The Method of manufactured is commonly used for verification of computational science codes. I want to use the method for verification of Navier-Cauchy (elasticity) equations with periodic and Bloch-periodic boundary conditions. In this case, the coefficients of the PDE (material propertise) are periodic, and the form of the boundary value problem is
$$\nabla\cdot \sigma + \mathbf{f} = -\omega^2 \rho \mathbf{u}\quad \forall \mathbf{x} \in \Omega\\ \mathbf{u}(\mathbf{x} + \mathbf{a}) = \mathbf{u}(\mathbf{x})e^{\mathbf{k}\cdot\mathbf{a}}\quad \forall \mathbf{x} \in \Gamma_u\\ \mathbf{t}(\mathbf{x} + \mathbf{a}) = -\mathbf{t}(\mathbf{x})e^{\mathbf{k}\cdot\mathbf{a}}\quad \forall \mathbf{x} \in \Gamma_t $$ with $$\begin{align} &\sigma = \underline{C} \epsilon\\ &\epsilon = \frac{1}{2}\left[\nabla\mathbf{u} + \nabla\mathbf{u}^T\right] \enspace , \end{align}$$ and $\underline{C}$ presents the desired periodicity, i.e., $\underline{C}(\mathbf{x} + \mathbf{a}) = \underline{C}(\mathbf{x})$, being $\mathbf{a}$ the vector periodicity of the material.

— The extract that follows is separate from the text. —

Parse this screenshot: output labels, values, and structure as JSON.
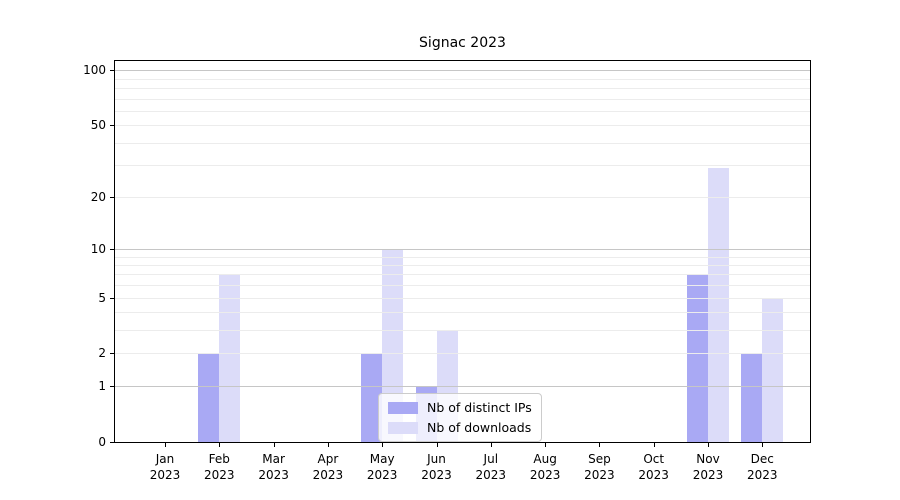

When $\omega=0$ the Bloch-periodic conditions turn into common periodic conditions and $\mathbf{u}(\mathbf{x} + \mathbf{a}) = \mathbf{u}(\mathbf{x})$ (similar for the tractions $\mathbf{t}(\mathbf{x})$). In that case one can propose a solution that presents the same periodicity of the material, e.g
$$\mathbf{u} = \left[e^{\sin \left(2\,x\right)\,\sin y}-\cos \left(3\,x\right)\,\sin ^2 \left(2\,y\right)\right] (u_1, u_2, 0)$$ and the periodicity for the material being $$\underline{C} = \left[\sin ^2x\,\sin \cos y^3+\sin \cos x^2\,\sin ^4y\right] \underline{C}_0 \enspace ,$$
then, plug these terms in the equations and obtain the expression for $\mathbf{f}$ (this can be done symbolically using Maxima or SymPy and then generate Fortran, C++ or Python code).
In the case of Bloch-periodicity it is a little bit more convoluted, since the functions that solve the equation are not periodic. They are the product of two periodic functions, and just periodic in the particular case of commensurate wavelengths. Thus, in this case the solution would depend on the wavevector $\mathbf{k}$.
Question: It is customary to assume that the material properties are composites where the properties change abruptly, e.g., a bilayer material, fiber reinforced composites. In these cases the constitutive tensor is not a differentiable function. If the code is verified with smooth functions what can be said about the case of non-differentiable material properties? Is the test still valid?